I’m not even exaggerating when I say that she probably has a 90%+ winrate in my cube. I’ve seen her played at least 15 times and I can’t remember a single game where she lost.

Let’s compare her to Griselbrand, which was previously the best reanimation target:

Gridelbrand’s Upsides

  • Can activate his draw 7 more than once per turn (if you have the life to pay for it).

  • Only one color.

Atraxa’s Upsides

  • Draws ~7 cards without spending life, meaning that your opponent can never aggro you out to prevent it. This also lets you repeatedly draw 7 much easier than griselbrand since Atraxa draws into more cards which re-trigger her draw 7, whereas Griselbrand typically needs to refuel through combat.

  • Has vigilance so that you can kill your opponent while remaining stabilized. This means that there is never a board state in which going on the offensive could lead to you dying on the backswing.
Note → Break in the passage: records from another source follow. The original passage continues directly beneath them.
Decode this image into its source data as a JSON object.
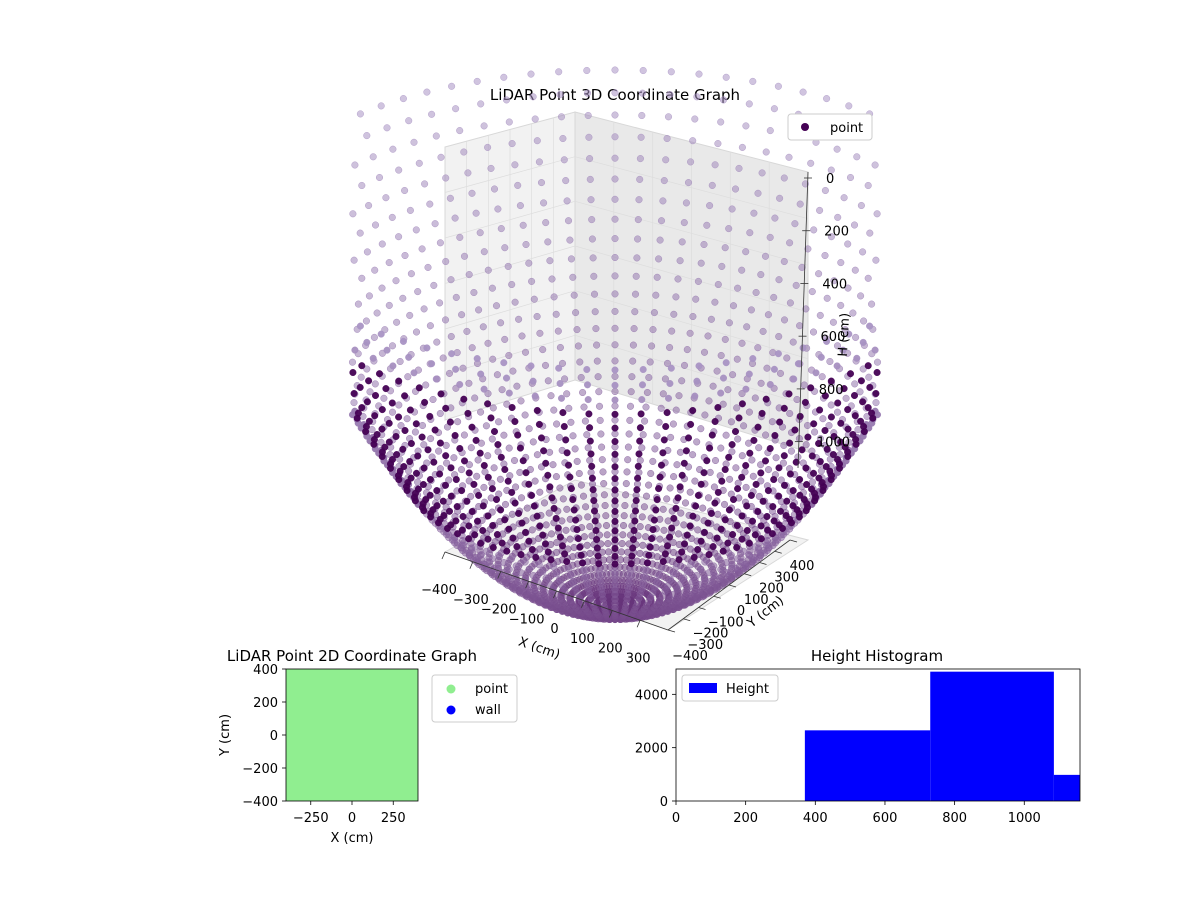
{
  "chart_data": [
    {
      "type": "scatter",
      "projection": "3d",
      "title": "LiDAR Point 3D Coordinate Graph",
      "xlabel": "X (cm)",
      "ylabel": "Y (cm)",
      "zlabel": "H (cm)",
      "xlim": [
        -400,
        400
      ],
      "ylim": [
        -400,
        400
      ],
      "zlim": [
        1100,
        0
      ],
      "x_ticks": [
        "−400",
        "−300",
        "−200",
        "−100",
        "0",
        "100",
        "200",
        "300"
      ],
      "y_ticks": [
        "−400",
        "−300",
        "−200",
        "−100",
        "0",
        "100",
        "200",
        "300",
        "400"
      ],
      "z_ticks": [
        "0",
        "200",
        "400",
        "600",
        "800",
        "1000"
      ],
      "z_inverted": true,
      "grid": true,
      "legend": {
        "placement": "upper-right",
        "entries": [
          "point"
        ]
      },
      "series": [
        {
          "name": "point",
          "shape": "bowl",
          "radius_min": 0,
          "radius_max": 400,
          "height_at_center": 1000,
          "height_at_edge": 0,
          "radial_lines": 80,
          "points_per_line": 40,
          "color_low": "#440154",
          "color_high": "#a994c4"
        }
      ]
    },
    {
      "type": "scatter",
      "title": "LiDAR Point 2D Coordinate Graph",
      "xlabel": "X (cm)",
      "ylabel": "Y (cm)",
      "xlim": [
        -400,
        400
      ],
      "ylim": [
        -400,
        400
      ],
      "x_ticks": [
        -250,
        0,
        250
      ],
      "y_ticks": [
        400,
        200,
        0,
        -200,
        -400
      ],
      "y_tick_labels": [
        "400",
        "200",
        "0",
        "−200",
        "−400"
      ],
      "x_tick_labels": [
        "−250",
        "0",
        "250"
      ],
      "legend": {
        "placement": "outside-right",
        "entries": [
          {
            "label": "point",
            "color": "#90ee90"
          },
          {
            "label": "wall",
            "color": "#0000ff"
          }
        ]
      },
      "series": [
        {
          "name": "point",
          "color": "#90ee90",
          "extent": [
            [
              -400,
              400
            ],
            [
              -400,
              400
            ]
          ]
        }
      ]
    },
    {
      "type": "histogram",
      "title": "Height Histogram",
      "xlabel": "",
      "ylabel": "",
      "xlim": [
        0,
        1160
      ],
      "ylim": [
        0,
        4950
      ],
      "x_ticks": [
        0,
        200,
        400,
        600,
        800,
        1000
      ],
      "y_ticks": [
        0,
        2000,
        4000
      ],
      "legend": {
        "placement": "upper-left",
        "entries": [
          "Height"
        ]
      },
      "color": "#0000ff",
      "series": [
        {
          "name": "Height",
          "bins": [
            {
              "from": 0,
              "to": 370,
              "count": 0
            },
            {
              "from": 370,
              "to": 730,
              "count": 2650
            },
            {
              "from": 730,
              "to": 1085,
              "count": 4850
            },
            {
              "from": 1085,
              "to": 1160,
              "count": 980
            }
          ]
        }
      ]
    }
  ]
}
Even if you and your opponent swing out at each other, Atraxa has a 21 point life swing per turn compared to Griselbrand’s 14.

  • Looks at the top 10 cards instead of the top 7, which gives you a far greater chance to find another reanimation spell to nullify your opponent’s removal. For Atraxa you only need 4 reanimation spells in your deck to be consistent, whereas Griselbrand requires 6.

  • Has deathtouch just in case your opponent has enough damage in the air to block her. She already dominates the board in 99% of games, but deathtouch ensures that your opponent will NEVER be able to trade favorably with her in combat.

  • Mostly immune to bounce spells since her draw 7 is an etb ability.

  • Works with Natural Order AND flash.

  • Costs 1 less mana.

Gee, I wonder which one is the better card?

I hastily replaced Atraxa with Hullbreaker Horror from my sideboard, which immediately got played in a mono blue high tide deck. I have a feeling that the horror will stick around for some time. Its effects are fun and powerful without being oppressive - AKA the perfect cheat target.